Tossing around the word Fraud a lot. I don't like it. Gamblers Warehouse, they will supply the product. They can do whatever they want with the profit they acquire from the product. If they say they're going to donate 20% on facebook, well they'll donate 20%. Gamblers Warehouse is not a fly by night company. We all know that. You'll often see something on Kickstarters called "kicking it forward" a little promise people make to kick 5% toward other products on KS. KS has no problem with this. Honestly, I trust GW to keep their word much more than I do those many others.
Also, Add-ons and rewards are different beasts entirely. GW can offer whatever they choose as an add-on as long as it's something they can provide. Be it a teddy bear with a pink ribbon on it's ass, or a deck of cards they've already purchased and have sitting in their warehouses. The only people who may have a problem with it is USPCC, who I doubt really care what GW does with the decks they've already purchased from them. Authors can officer previously written work as an Add-on for to their current campaign of an entirely new work. Games Publishers can offer games they've previously made as an Add-on to the game they're currently offering.
Gamblers Warehouse has a very good reputation to me. My opinion is earned through the many dealings I've had with them. Top notch company, solves problems when they arise and supplies what they say they will. They even save decks that should be made, and can't get the funding on KS. There is nothing shady about them.
Two weeks left on this campaign. Back it if you want, don't back it if you don't want. KS is full of contradictions and always will be, people and companies will go by president set by previous campaigns and the machine will keep grinding along.
As was pointed out by PurpleIce, all those examples you gave were about people offering products they produced, created, designed, etc. Gambler's Warehouse did NOT produce or design the current edition of the Pink Ribbon deck.
The first definition of the noun "fraud" is "wrongful or criminal deception intended to result in financial or personal gain." I would likely not call this criminal, but I'm not a lawyer and there is indeed wrongful deception taking place which will result in Gambler's Warehouse's financial gain.
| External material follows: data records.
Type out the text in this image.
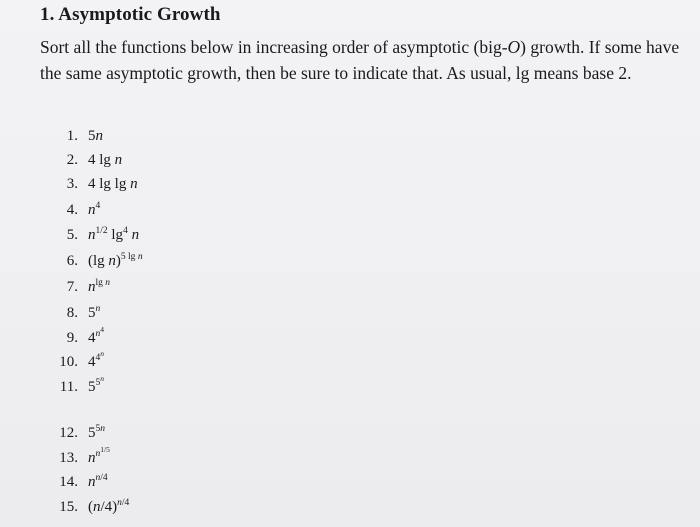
1. Asymptotic Growth
Sort all the functions below in increasing order of asymptotic (big-O) growth. If some have the same asymptotic growth, then be sure to indicate that. As usual, lg means base 2.
1. 5n
2. 4 lg n
3. 4 lg lg n
4. $n^4$
5. $n^{1/2}$ $\lg^4 n$
6. (lg n)$^{5 lg n}$
7. $n^{lg n}$
8. 5$^n$
9. $4^{n^4}$
10. $4^{4^n}$
11. $5^{5^n}$
12. $5^{5n}$
13. $n^{n^{1/5}}$
14. $n^{n/4}$
15. $(n/4)^{n/4}$
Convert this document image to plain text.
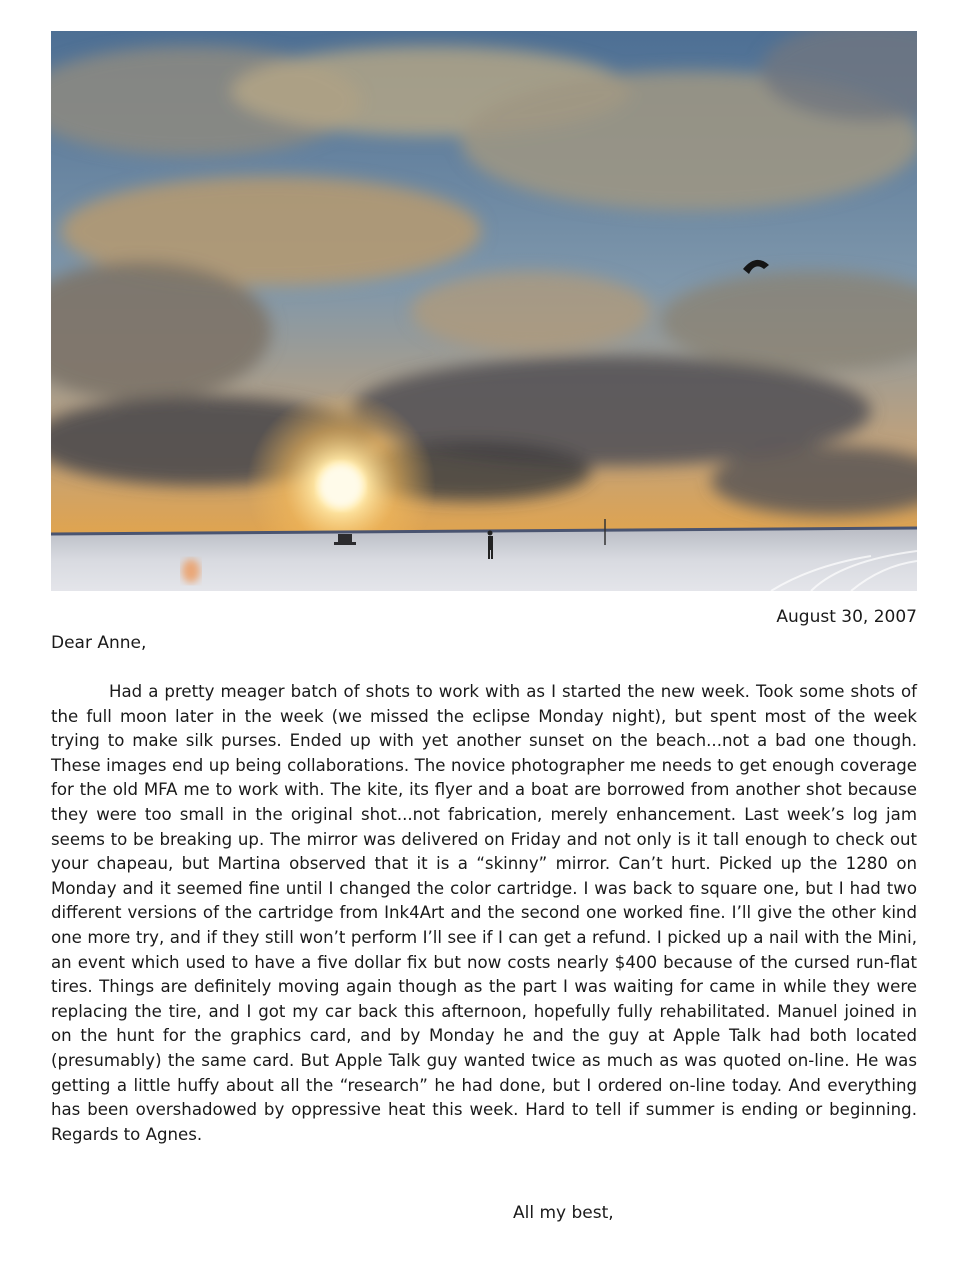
August 30, 2007

Dear Anne,

Had a pretty meager batch of shots to work with as I started the new week. Took some shots of the full moon later in the week (we missed the eclipse Monday night), but spent most of the week trying to make silk purses. Ended up with yet another sunset on the beach...not a bad one though. These images end up being collaborations. The novice photographer me needs to get enough coverage for the old MFA me to work with. The kite, its flyer and a boat are borrowed from another shot because they were too small in the original shot...not fabrication, merely enhancement. Last week’s log jam seems to be breaking up. The mirror was delivered on Friday and not only is it tall enough to check out your chapeau, but Martina observed that it is a “skinny” mirror. Can’t hurt. Picked up the 1280 on Monday and it seemed fine until I changed the color cartridge. I was back to square one, but I had two different versions of the cartridge from Ink4Art and the second one worked fine. I’ll give the other kind one more try, and if they still won’t perform I’ll see if I can get a refund. I picked up a nail with the Mini, an event which used to have a five dollar fix but now costs nearly $400 because of the cursed run-flat tires. Things are definitely moving again though as the part I was waiting for came in while they were replacing the tire, and I got my car back this afternoon, hopefully fully rehabilitated. Manuel joined in on the hunt for the graphics card, and by Monday he and the guy at Apple Talk had both located (presumably) the same card. But Apple Talk guy wanted twice as much as was quoted on-line. He was getting a little huffy about all the “research” he had done, but I ordered on-line today. And everything has been overshadowed by oppressive heat this week. Hard to tell if summer is ending or beginning. Regards to Agnes.

All my best,
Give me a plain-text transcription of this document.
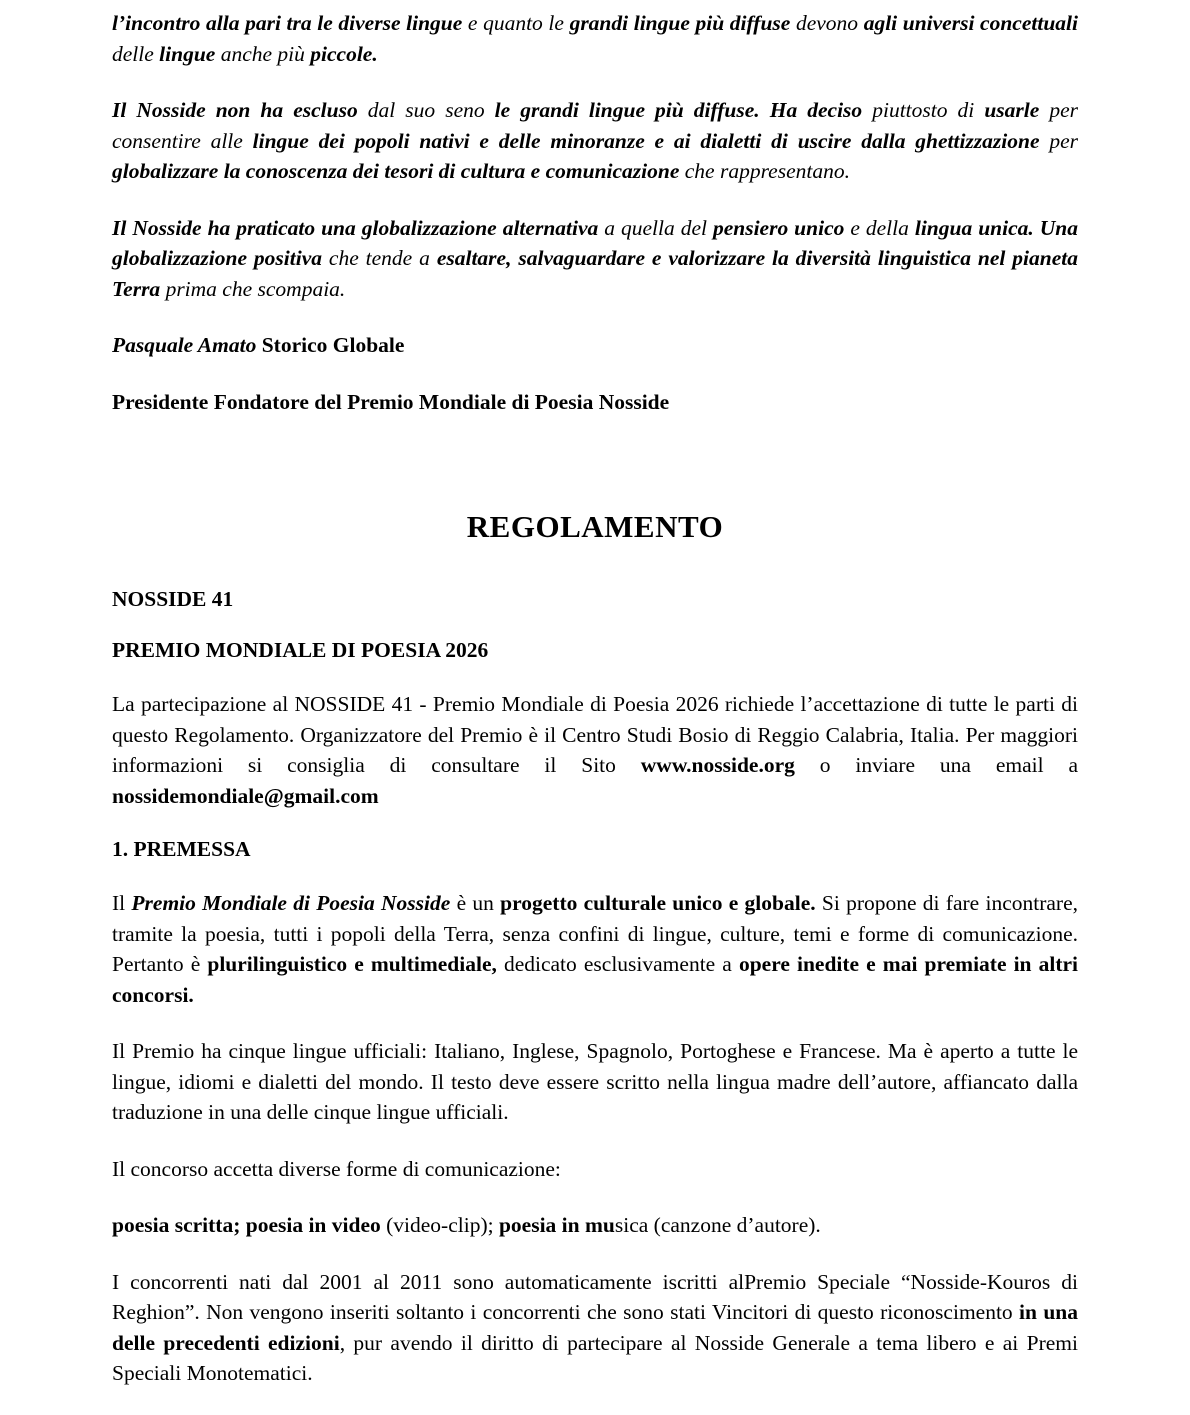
l’incontro alla pari tra le diverse lingue e quanto le grandi lingue più diffuse devono agli universi concettuali delle lingue anche più piccole.

Il Nosside non ha escluso dal suo seno le grandi lingue più diffuse. Ha deciso piuttosto di usarle per consentire alle lingue dei popoli nativi e delle minoranze e ai dialetti di uscire dalla ghettizzazione per globalizzare la conoscenza dei tesori di cultura e comunicazione che rappresentano.

Il Nosside ha praticato una globalizzazione alternativa a quella del pensiero unico e della lingua unica. Una globalizzazione positiva che tende a esaltare, salvaguardare e valorizzare la diversità linguistica nel pianeta Terra prima che scompaia.

Pasquale Amato Storico Globale

Presidente Fondatore del Premio Mondiale di Poesia Nosside

REGOLAMENTO
NOSSIDE 41
PREMIO MONDIALE DI POESIA 2026

La partecipazione al NOSSIDE 41 - Premio Mondiale di Poesia 2026 richiede l’accettazione di tutte le parti di questo Regolamento. Organizzatore del Premio è il Centro Studi Bosio di Reggio Calabria, Italia. Per maggiori informazioni si consiglia di consultare il Sito www.nosside.org o inviare una email a nossidemondiale@gmail.com

1. PREMESSA

Il Premio Mondiale di Poesia Nosside è un progetto culturale unico e globale. Si propone di fare incontrare, tramite la poesia, tutti i popoli della Terra, senza confini di lingue, culture, temi e forme di comunicazione. Pertanto è plurilinguistico e multimediale, dedicato esclusivamente a opere inedite e mai premiate in altri concorsi.

Il Premio ha cinque lingue ufficiali: Italiano, Inglese, Spagnolo, Portoghese e Francese. Ma è aperto a tutte le lingue, idiomi e dialetti del mondo. Il testo deve essere scritto nella lingua madre dell’autore, affiancato dalla traduzione in una delle cinque lingue ufficiali.

Il concorso accetta diverse forme di comunicazione:

poesia scritta; poesia in video (video-clip); poesia in musica (canzone d’autore).

I concorrenti nati dal 2001 al 2011 sono automaticamente iscritti alPremio Speciale “Nosside-Kouros di Reghion”. Non vengono inseriti soltanto i concorrenti che sono stati Vincitori di questo riconoscimento in una delle precedenti edizioni, pur avendo il diritto di partecipare al Nosside Generale a tema libero e ai Premi Speciali Monotematici.
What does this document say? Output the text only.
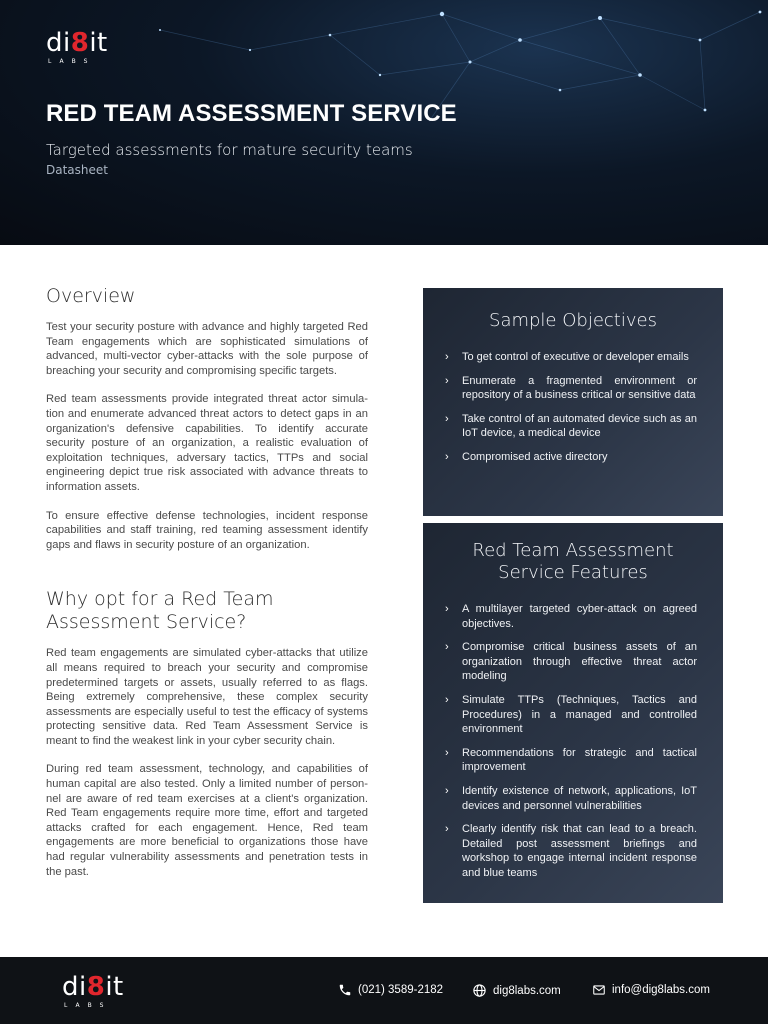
di8it
LABS
RED TEAM ASSESSMENT SERVICE
Targeted assessments for mature security teams
Datasheet
Overview

Test your security posture with advance and highly targeted Red Team engagements which are sophisticated simulations of advanced, multi-vector cyber-attacks with the sole purpose of breaching your security and compromising specific targets.

Red team assessments provide integrated threat actor simula-tion and enumerate advanced threat actors to detect gaps in an organization's defensive capabilities. To identify accurate security posture of an organization, a realistic evaluation of exploitation techniques, adversary tactics, TTPs and social engineering depict true risk associated with advance threats to information assets.

To ensure effective defense technologies, incident response capabilities and staff training, red teaming assessment identify gaps and flaws in security posture of an organization.

Why opt for a Red Team
Assessment Service?

Red team engagements are simulated cyber-attacks that utilize all means required to breach your security and compromise predetermined targets or assets, usually referred to as flags. Being extremely comprehensive, these complex security assessments are especially useful to test the efficacy of systems protecting sensitive data. Red Team Assessment Service is meant to find the weakest link in your cyber security chain.

During red team assessment, technology, and capabilities of human capital are also tested. Only a limited number of person-nel are aware of red team exercises at a client's organization. Red Team engagements require more time, effort and targeted attacks crafted for each engagement. Hence, Red team engagements are more beneficial to organizations those have had regular vulnerability assessments and penetration tests in the past.

Sample Objectives
›	To get control of executive or developer emails
›	Enumerate a fragmented environment or repository of a business critical or sensitive data
›	Take control of an automated device such as an IoT device, a medical device
›	Compromised active directory
Red Team Assessment
Service Features
›	A multilayer targeted cyber-attack on agreed objectives.
›	Compromise critical business assets of an organization through effective threat actor modeling
›	Simulate TTPs (Techniques, Tactics and Procedures) in a managed and controlled environment
›	Recommendations for strategic and tactical improvement
›	Identify existence of network, applications, IoT devices and personnel vulnerabilities
›	Clearly identify risk that can lead to a breach. Detailed post assessment briefings and workshop to engage internal incident response and blue teams
di8it
LABS
(021) 3589-2182	dig8labs.com	info@dig8labs.com
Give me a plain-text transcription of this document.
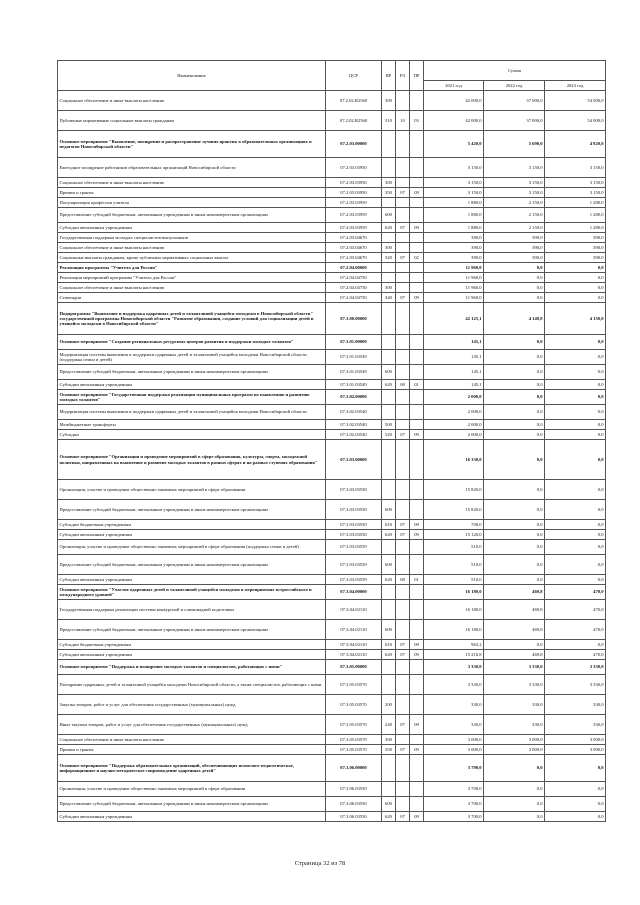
Наименование	ЦСР	ВР	РЗ	ПР	Сумма		
					2021 год	2022 год	2023 год
Социальное обеспечение и иные выплаты населению	07.2.02.R2560	300			42 000,0	37 000,0	54 000,0
Публичные нормативные социальные выплаты гражданам	07.2.02.R2560	310	10	03	42 000,0	37 000,0	54 000,0
Основное мероприятие "Выявление, поощрение и распространение лучших практик в образовательных организациях и педагогов Новосибирской области"	07.2.03.00000				5 420,0	5 690,0	4 820,0
Ежегодное поощрение работников образовательных организаций Новосибирской области	07.2.03.03950				3 150,0	3 150,0	3 150,0
Социальное обеспечение и иные выплаты населению	07.2.03.03950	300			3 150,0	3 150,0	3 150,0
Премии и гранты	07.2.03.03950	350	07	09	3 150,0	3 150,0	3 150,0
Популяризация профессии учителя	07.2.03.03959				1 880,0	2 150,0	1 280,0
Предоставление субсидий бюджетным, автономным учреждениям и иным некоммерческим организациям	07.2.03.03959	600			1 880,0	2 150,0	1 280,0
Субсидии автономным учреждениям	07.2.03.03959	620	07	09	1 880,0	2 150,0	1 280,0
Государственная поддержка молодых специалистов-выпускников	07.2.03.04670				390,0	390,0	390,0
Социальное обеспечение и иные выплаты населению	07.2.03.04670	300			390,0	390,0	390,0
Социальные выплаты гражданам, кроме публичных нормативных социальных выплат	07.2.03.04670	320	07	02	390,0	390,0	390,0
Реализация программы "Учитель для России"	07.2.04.00000				11 960,0	0,0	0,0
Реализация мероприятий программы "Учитель для России"	07.2.04.04750				11 960,0	0,0	0,0
Социальное обеспечение и иные выплаты населению	07.2.04.04750	300			11 960,0	0,0	0,0
Стипендии	07.2.04.04750	340	07	09	11 960,0	0,0	0,0
Подпрограмма "Выявление и поддержка одаренных детей и талантливой учащейся молодежи в Новосибирской области" государственной программы Новосибирской области "Развитие образования, создание условий для социализации детей и учащейся молодежи в Новосибирской области"	07.3.00.00000				42 125,1	4 149,8	4 150,0
Основное мероприятие "Создание региональных ресурсных центров развития и поддержки молодых талантов"	07.3.01.00000				145,1	0,0	0,0
Модернизация системы выявления и поддержки одаренных детей и талантливой учащейся молодежи Новосибирской области (поддержка семьи и детей)	07.3.01.03549				145,1	0,0	0,0
Предоставление субсидий бюджетным, автономным учреждениям и иным некоммерческим организациям	07.3.01.03549	600			145,1	0,0	0,0
Субсидии автономным учреждениям	07.3.01.03549	620	08	01	145,1	0,0	0,0
Основное мероприятие "Государственная поддержка реализации муниципальных программ по выявлению и развитию молодых талантов"	07.3.02.00000				2 000,0	0,0	0,0
Модернизация системы выявления и поддержки одаренных детей и талантливой учащейся молодежи Новосибирской области	07.3.02.03540				2 000,0	0,0	0,0
Межбюджетные трансферты	07.3.02.03540	500			2 000,0	0,0	0,0
Субсидии	07.3.02.03540	520	07	09	2 000,0	0,0	0,0
Основное мероприятие "Организация и проведение мероприятий в сфере образования, культуры, спорта, молодежной политики, направленных на выявление и развитие молодых талантов в разных сферах и на разных ступенях образования"	07.3.03.00000				16 330,0	0,0	0,0
Организация, участие и проведение общественно значимых мероприятий в сфере образования	07.3.03.03550				15 820,0	0,0	0,0
Предоставление субсидий бюджетным, автономным учреждениям и иным некоммерческим организациям	07.3.03.03550	600			15 820,0	0,0	0,0
Субсидии бюджетным учреждениям	07.3.03.03550	610	07	09	700,0	0,0	0,0
Субсидии автономным учреждениям	07.3.03.03550	620	07	09	15 120,0	0,0	0,0
Организация, участие и проведение общественно значимых мероприятий в сфере образования (поддержка семьи и детей)	07.3.03.03559				510,0	0,0	0,0
Предоставление субсидий бюджетным, автономным учреждениям и иным некоммерческим организациям	07.3.03.03559	600			510,0	0,0	0,0
Субсидии автономным учреждениям	07.3.03.03559	620	08	01	510,0	0,0	0,0
Основное мероприятие "Участие одаренных детей и талантливой учащейся молодежи в мероприятиях всероссийского и международного уровней"	07.3.04.00000				16 180,0	469,8	470,0
Государственная поддержка реализации системы конкурсной и олимпиадной подготовки	07.3.04.02110				16 180,0	469,8	470,0
Предоставление субсидий бюджетным, автономным учреждениям и иным некоммерческим организациям	07.3.04.02110	600			16 180,0	469,8	470,0
Субсидии бюджетным учреждениям	07.3.04.02110	610	07	09	963,2	0,0	0,0
Субсидии автономным учреждениям	07.3.04.02110	620	07	09	15 216,8	469,8	470,0
Основное мероприятие "Поддержка и поощрение молодых талантов и специалистов, работающих с ними"	07.3.05.00000				3 330,0	3 330,0	3 330,0
Поощрение одаренных детей и талантливой учащейся молодежи Новосибирской области, а также специалистов, работающих с ними	07.3.05.03570				3 330,0	3 330,0	3 330,0
Закупка товаров, работ и услуг для обеспечения государственных (муниципальных) нужд	07.3.05.03570	200			330,0	330,0	330,0
Иные закупки товаров, работ и услуг для обеспечения государственных (муниципальных) нужд	07.3.05.03570	240	07	09	330,0	330,0	330,0
Социальное обеспечение и иные выплаты населению	07.3.05.03570	300			3 000,0	3 000,0	3 000,0
Премии и гранты	07.3.05.03570	350	07	09	3 000,0	3 000,0	3 000,0
Основное мероприятие "Поддержка образовательных организаций, обеспечивающих психолого-педагогическое, информационное и научно-методическое сопровождение одаренных детей"	07.3.06.00000				3 790,0	0,0	0,0
Организация, участие и проведение общественно значимых мероприятий в сфере образования	07.3.06.03550				3 700,0	0,0	0,0
Предоставление субсидий бюджетным, автономным учреждениям и иным некоммерческим организациям	07.3.06.03550	600			3 700,0	0,0	0,0
Субсидии автономным учреждениям	07.3.06.03550	620	07	09	3 700,0	0,0	0,0
Страница 32 из 78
The legal definition in this country is "A false representation of a matter of fact—whether by words or by conduct, by false or misleading allegations, or by concealment of what should have been disclosed—that deceives and is intended to deceive another so that the individual will act upon it to her or his legal injury." Keeping their charity gift of a portion of their project's income off the project page but posted elsewhere would qualify as "concealment of what should have been disclosed" as well as being deceptive to their Kickstarter backers and Kickstarter itself.
Any project that raises money for charity violates the TOS. Any project that offers materials that were simply purchased and offered by the creator without being his or her own original work violates the TOS. If it didn't, people wouldn't bother producing projects - they'd simply open stores on KS disguised as projects, selling goods that someone else made in the guise of accepting pledges and completely defeating the purpose for which Kickstarter exists.
While USPC may or may not care about the Bicycle Pink Ribbon deck being offered, I would think that the Susan G. Komen Race for the Cure organization would certainly care, especially when the deck is offered as an add-on to a project that will inevitably divert sales of their Bicycle deck to GW's deck.
It says, clear as day, "Projects can’t fundraise for charity, offer financial incentives, or involve prohibited items." If they're offering 20% of sales - or any percentage of sales - of their deck to charity, I'm finding it hard to not see this as being against Kickstarter's rules. And under prohibited items, is clearly states "Resale. All rewards must have been produced or designed by the project or one of its creators — no reselling things from elsewhere." Gambler's Warehouse did NOT create the Bicycle Pink Ribbon deck, something that pre-exists the company by a few years.
I'd be willing to wager that this was a case of GW not intentionally trying to defraud anyone, but simply not knowing better about what is and isn't allowed on Kickstarter. It's all a matter of what, if anything, Kickstarter chooses to do about it. If this was any other deck project, if this didn't involve charitable donations based on sales or the offering of an item they didn't produce, I'd be tickled pink for them and wish them every success.
Situations like this are part of the reason why I bemoan the fact that many companies keep coming back over and over to Kickstarter to offer their products and get them paid for without risk instead of simply digging out the checkbook and putting up the cash themselves. They could have self-produced this deck, offered whatever they pleased, etc. on their own website and it wouldn't be as big a deal. The fact that the project only had a $100 goal is a clear sign that they could have printed this without a single penny of crowdfunding. If they're so proud of their efforts in this case, why does the article on their website announcing that the deck received 200% funding have a placeholder avatar and a blank square entitled "About the Author"? I get it - there's all those people there at KS, looking to buy stuff by backing projects, but at what point does a company stand up on it's own legs? Gambler's Warehouse isn't some starving artist trying to make a dream come true - it's a retail company!
OK, now I'm just ranting. That's my sign to stop.